Selecting one of the other children as first traversal for raycast makes the worst case worse.
What is the worst case? When the ray doesn't touch anything? Then this is correct, in this case the extra CPU time spent on ordering the nodes is wasted. However, sorting the 2 candidate nodes is very cheap (2 dot products) and in practice the overhead is difficult to notice (as you know it's nothing compared to memory access).
I doubt you need this 'optimization'.
You only say that because it makes your life easier, but you would include it in Bullet immediately if it was easy
The optimization is not "vital", but it -definitely- helps.
There is a fundamental problem with the "2 passes" approach we talked about a while back. You said that Opcode would be cleaner if things were separated in distinct phases:
1) traverse the tree, gather touched triangles
2) perform the actual test against reported triangles
This is certainly cleaner, but for raycasts it makes a few optimizations difficult to implement. For example if you traverse closest nodes first and shrink the ray according to current best distance, you stop the traversal earlier (culling a lot of nodes that would otherwise have been visited).
Let's take a pathological case: imagine your mesh is just a vertial pile of triangles, and your ray is vertical as well, touching all of them. If you do 1), then you end up reporting all the nodes of the tree (touching the full tree memory) before performing a single raycast in 2).
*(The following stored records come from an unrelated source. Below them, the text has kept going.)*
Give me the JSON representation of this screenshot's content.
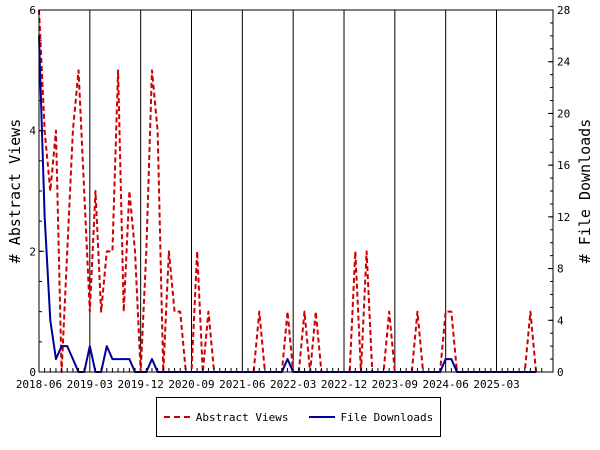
{
  "chart_data": {
    "type": "line",
    "title": "",
    "ylabel": "# Abstract Views",
    "y2label": "# File Downloads",
    "ylim": [
      0,
      6
    ],
    "y2lim": [
      0,
      28
    ],
    "yticks": [
      0,
      2,
      4,
      6
    ],
    "y2ticks": [
      0,
      4,
      8,
      12,
      16,
      20,
      24,
      28
    ],
    "xlim": [
      "2018-06",
      "2026-01"
    ],
    "xticks": [
      "2018-06",
      "2019-03",
      "2019-12",
      "2020-09",
      "2021-06",
      "2022-03",
      "2022-12",
      "2023-09",
      "2024-06",
      "2025-03"
    ],
    "legend_position": "bottom",
    "colors": {
      "views": "#cc0000",
      "downloads": "#000099"
    },
    "series": [
      {
        "name": "Abstract Views",
        "axis": "left",
        "style": "dashed",
        "color": "#cc0000",
        "points": [
          [
            "2018-06",
            6
          ],
          [
            "2018-07",
            4
          ],
          [
            "2018-08",
            3
          ],
          [
            "2018-09",
            4
          ],
          [
            "2018-10",
            0
          ],
          [
            "2018-11",
            2
          ],
          [
            "2018-12",
            4
          ],
          [
            "2019-01",
            5
          ],
          [
            "2019-02",
            3
          ],
          [
            "2019-03",
            1
          ],
          [
            "2019-04",
            3
          ],
          [
            "2019-05",
            1
          ],
          [
            "2019-06",
            2
          ],
          [
            "2019-07",
            2
          ],
          [
            "2019-08",
            5
          ],
          [
            "2019-09",
            1
          ],
          [
            "2019-10",
            3
          ],
          [
            "2019-11",
            2
          ],
          [
            "2019-12",
            0
          ],
          [
            "2020-01",
            2
          ],
          [
            "2020-02",
            5
          ],
          [
            "2020-03",
            4
          ],
          [
            "2020-04",
            0
          ],
          [
            "2020-05",
            2
          ],
          [
            "2020-06",
            1
          ],
          [
            "2020-07",
            1
          ],
          [
            "2020-08",
            0
          ],
          [
            "2020-09",
            0
          ],
          [
            "2020-10",
            2
          ],
          [
            "2020-11",
            0
          ],
          [
            "2020-12",
            1
          ],
          [
            "2021-01",
            0
          ],
          [
            "2021-02",
            0
          ],
          [
            "2021-03",
            0
          ],
          [
            "2021-04",
            0
          ],
          [
            "2021-05",
            0
          ],
          [
            "2021-06",
            0
          ],
          [
            "2021-07",
            0
          ],
          [
            "2021-08",
            0
          ],
          [
            "2021-09",
            1
          ],
          [
            "2021-10",
            0
          ],
          [
            "2021-11",
            0
          ],
          [
            "2021-12",
            0
          ],
          [
            "2022-01",
            0
          ],
          [
            "2022-02",
            1
          ],
          [
            "2022-03",
            0
          ],
          [
            "2022-04",
            0
          ],
          [
            "2022-05",
            1
          ],
          [
            "2022-06",
            0
          ],
          [
            "2022-07",
            1
          ],
          [
            "2022-08",
            0
          ],
          [
            "2022-09",
            0
          ],
          [
            "2022-10",
            0
          ],
          [
            "2022-11",
            0
          ],
          [
            "2022-12",
            0
          ],
          [
            "2023-01",
            0
          ],
          [
            "2023-02",
            2
          ],
          [
            "2023-03",
            0
          ],
          [
            "2023-04",
            2
          ],
          [
            "2023-05",
            0
          ],
          [
            "2023-06",
            0
          ],
          [
            "2023-07",
            0
          ],
          [
            "2023-08",
            1
          ],
          [
            "2023-09",
            0
          ],
          [
            "2023-10",
            0
          ],
          [
            "2023-11",
            0
          ],
          [
            "2023-12",
            0
          ],
          [
            "2024-01",
            1
          ],
          [
            "2024-02",
            0
          ],
          [
            "2024-03",
            0
          ],
          [
            "2024-04",
            0
          ],
          [
            "2024-05",
            0
          ],
          [
            "2024-06",
            1
          ],
          [
            "2024-07",
            1
          ],
          [
            "2024-08",
            0
          ],
          [
            "2024-09",
            0
          ],
          [
            "2024-10",
            0
          ],
          [
            "2024-11",
            0
          ],
          [
            "2024-12",
            0
          ],
          [
            "2025-01",
            0
          ],
          [
            "2025-02",
            0
          ],
          [
            "2025-03",
            0
          ],
          [
            "2025-04",
            0
          ],
          [
            "2025-05",
            0
          ],
          [
            "2025-06",
            0
          ],
          [
            "2025-07",
            0
          ],
          [
            "2025-08",
            0
          ],
          [
            "2025-09",
            1
          ],
          [
            "2025-10",
            0
          ]
        ]
      },
      {
        "name": "File Downloads",
        "axis": "right",
        "style": "solid",
        "color": "#000099",
        "points": [
          [
            "2018-06",
            26
          ],
          [
            "2018-07",
            12
          ],
          [
            "2018-08",
            4
          ],
          [
            "2018-09",
            1
          ],
          [
            "2018-10",
            2
          ],
          [
            "2018-11",
            2
          ],
          [
            "2018-12",
            1
          ],
          [
            "2019-01",
            0
          ],
          [
            "2019-02",
            0
          ],
          [
            "2019-03",
            2
          ],
          [
            "2019-04",
            0
          ],
          [
            "2019-05",
            0
          ],
          [
            "2019-06",
            2
          ],
          [
            "2019-07",
            1
          ],
          [
            "2019-08",
            1
          ],
          [
            "2019-09",
            1
          ],
          [
            "2019-10",
            1
          ],
          [
            "2019-11",
            0
          ],
          [
            "2019-12",
            0
          ],
          [
            "2020-01",
            0
          ],
          [
            "2020-02",
            1
          ],
          [
            "2020-03",
            0
          ],
          [
            "2020-04",
            0
          ],
          [
            "2020-05",
            0
          ],
          [
            "2020-06",
            0
          ],
          [
            "2020-07",
            0
          ],
          [
            "2020-08",
            0
          ],
          [
            "2020-09",
            0
          ],
          [
            "2020-10",
            0
          ],
          [
            "2020-11",
            0
          ],
          [
            "2020-12",
            0
          ],
          [
            "2021-01",
            0
          ],
          [
            "2021-02",
            0
          ],
          [
            "2021-03",
            0
          ],
          [
            "2021-04",
            0
          ],
          [
            "2021-05",
            0
          ],
          [
            "2021-06",
            0
          ],
          [
            "2021-07",
            0
          ],
          [
            "2021-08",
            0
          ],
          [
            "2021-09",
            0
          ],
          [
            "2021-10",
            0
          ],
          [
            "2021-11",
            0
          ],
          [
            "2021-12",
            0
          ],
          [
            "2022-01",
            0
          ],
          [
            "2022-02",
            1
          ],
          [
            "2022-03",
            0
          ],
          [
            "2022-04",
            0
          ],
          [
            "2022-05",
            0
          ],
          [
            "2022-06",
            0
          ],
          [
            "2022-07",
            0
          ],
          [
            "2022-08",
            0
          ],
          [
            "2022-09",
            0
          ],
          [
            "2022-10",
            0
          ],
          [
            "2022-11",
            0
          ],
          [
            "2022-12",
            0
          ],
          [
            "2023-01",
            0
          ],
          [
            "2023-02",
            0
          ],
          [
            "2023-03",
            0
          ],
          [
            "2023-04",
            0
          ],
          [
            "2023-05",
            0
          ],
          [
            "2023-06",
            0
          ],
          [
            "2023-07",
            0
          ],
          [
            "2023-08",
            0
          ],
          [
            "2023-09",
            0
          ],
          [
            "2023-10",
            0
          ],
          [
            "2023-11",
            0
          ],
          [
            "2023-12",
            0
          ],
          [
            "2024-01",
            0
          ],
          [
            "2024-02",
            0
          ],
          [
            "2024-03",
            0
          ],
          [
            "2024-04",
            0
          ],
          [
            "2024-05",
            0
          ],
          [
            "2024-06",
            1
          ],
          [
            "2024-07",
            1
          ],
          [
            "2024-08",
            0
          ],
          [
            "2024-09",
            0
          ],
          [
            "2024-10",
            0
          ],
          [
            "2024-11",
            0
          ],
          [
            "2024-12",
            0
          ],
          [
            "2025-01",
            0
          ],
          [
            "2025-02",
            0
          ],
          [
            "2025-03",
            0
          ],
          [
            "2025-04",
            0
          ],
          [
            "2025-05",
            0
          ],
          [
            "2025-06",
            0
          ],
          [
            "2025-07",
            0
          ],
          [
            "2025-08",
            0
          ],
          [
            "2025-09",
            0
          ],
          [
            "2025-10",
            0
          ]
        ]
      }
    ]
  }
}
However, if you do both at the same time, and implement the optimizations I mentioned, then it's likely that you will only fetch a single node (or the few first nodes), and then early exit because the shrunk ray doesn't touch the remaining nodes.
I found that this optimization does help in real cases - at least in a SW version.
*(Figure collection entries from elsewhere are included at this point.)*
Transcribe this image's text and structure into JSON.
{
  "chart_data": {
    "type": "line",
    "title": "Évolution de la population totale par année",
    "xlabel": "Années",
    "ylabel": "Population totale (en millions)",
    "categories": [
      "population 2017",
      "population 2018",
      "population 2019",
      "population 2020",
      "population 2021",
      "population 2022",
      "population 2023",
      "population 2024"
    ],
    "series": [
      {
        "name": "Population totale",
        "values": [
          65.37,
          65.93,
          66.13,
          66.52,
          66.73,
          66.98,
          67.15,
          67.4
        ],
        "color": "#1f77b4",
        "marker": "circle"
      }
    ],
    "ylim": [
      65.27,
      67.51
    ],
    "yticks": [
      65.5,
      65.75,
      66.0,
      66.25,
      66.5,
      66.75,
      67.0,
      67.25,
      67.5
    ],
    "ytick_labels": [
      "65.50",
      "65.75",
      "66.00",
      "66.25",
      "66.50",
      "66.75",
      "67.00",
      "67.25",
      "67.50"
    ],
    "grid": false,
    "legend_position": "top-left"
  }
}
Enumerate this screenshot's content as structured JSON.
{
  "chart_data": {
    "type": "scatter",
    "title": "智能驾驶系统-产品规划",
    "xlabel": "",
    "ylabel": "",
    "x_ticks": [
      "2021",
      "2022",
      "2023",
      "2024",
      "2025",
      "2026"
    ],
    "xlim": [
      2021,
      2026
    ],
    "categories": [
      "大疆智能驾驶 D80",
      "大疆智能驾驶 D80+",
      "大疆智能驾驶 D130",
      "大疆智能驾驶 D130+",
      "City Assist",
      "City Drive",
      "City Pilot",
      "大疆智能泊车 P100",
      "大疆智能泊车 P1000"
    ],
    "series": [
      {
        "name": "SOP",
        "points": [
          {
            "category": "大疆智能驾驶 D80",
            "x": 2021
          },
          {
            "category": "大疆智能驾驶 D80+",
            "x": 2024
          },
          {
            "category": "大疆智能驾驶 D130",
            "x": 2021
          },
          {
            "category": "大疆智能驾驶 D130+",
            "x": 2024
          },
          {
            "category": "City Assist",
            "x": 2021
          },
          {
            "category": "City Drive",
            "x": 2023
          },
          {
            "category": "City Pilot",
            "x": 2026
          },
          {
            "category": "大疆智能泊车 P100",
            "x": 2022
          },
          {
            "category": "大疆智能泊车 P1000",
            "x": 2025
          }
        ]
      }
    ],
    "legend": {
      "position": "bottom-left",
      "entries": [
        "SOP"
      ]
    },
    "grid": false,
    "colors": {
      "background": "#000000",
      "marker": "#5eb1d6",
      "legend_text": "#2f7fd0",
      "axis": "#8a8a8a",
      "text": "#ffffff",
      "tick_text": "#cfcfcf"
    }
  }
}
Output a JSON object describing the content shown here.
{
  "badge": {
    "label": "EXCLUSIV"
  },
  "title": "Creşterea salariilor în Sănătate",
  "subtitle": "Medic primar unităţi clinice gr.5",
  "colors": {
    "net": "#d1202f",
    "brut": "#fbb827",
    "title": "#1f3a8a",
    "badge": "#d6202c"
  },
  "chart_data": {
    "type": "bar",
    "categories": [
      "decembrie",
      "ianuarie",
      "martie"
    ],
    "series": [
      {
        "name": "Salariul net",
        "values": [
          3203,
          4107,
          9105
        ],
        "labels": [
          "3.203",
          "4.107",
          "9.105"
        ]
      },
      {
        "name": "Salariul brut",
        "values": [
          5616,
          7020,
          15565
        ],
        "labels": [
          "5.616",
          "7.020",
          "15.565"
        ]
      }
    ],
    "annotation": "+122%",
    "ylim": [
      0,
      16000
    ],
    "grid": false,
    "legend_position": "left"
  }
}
Better would be to randomize the children, so you get a good average case.
I doubt this is really useful.
Also, doing a stackless skip-list traversal allows you to perform calculations on the sub-trees in parallel
Maybe, but I think this is off-topic
Is this optimization really worth the hassle?
With usual trees it certainly is, especially since it's very easy to implement. With stackless trees, no, it is not.
How many bytes are you using for your stackless Node?
I'm not the one who rewrote them, but I think it's 20 bytes.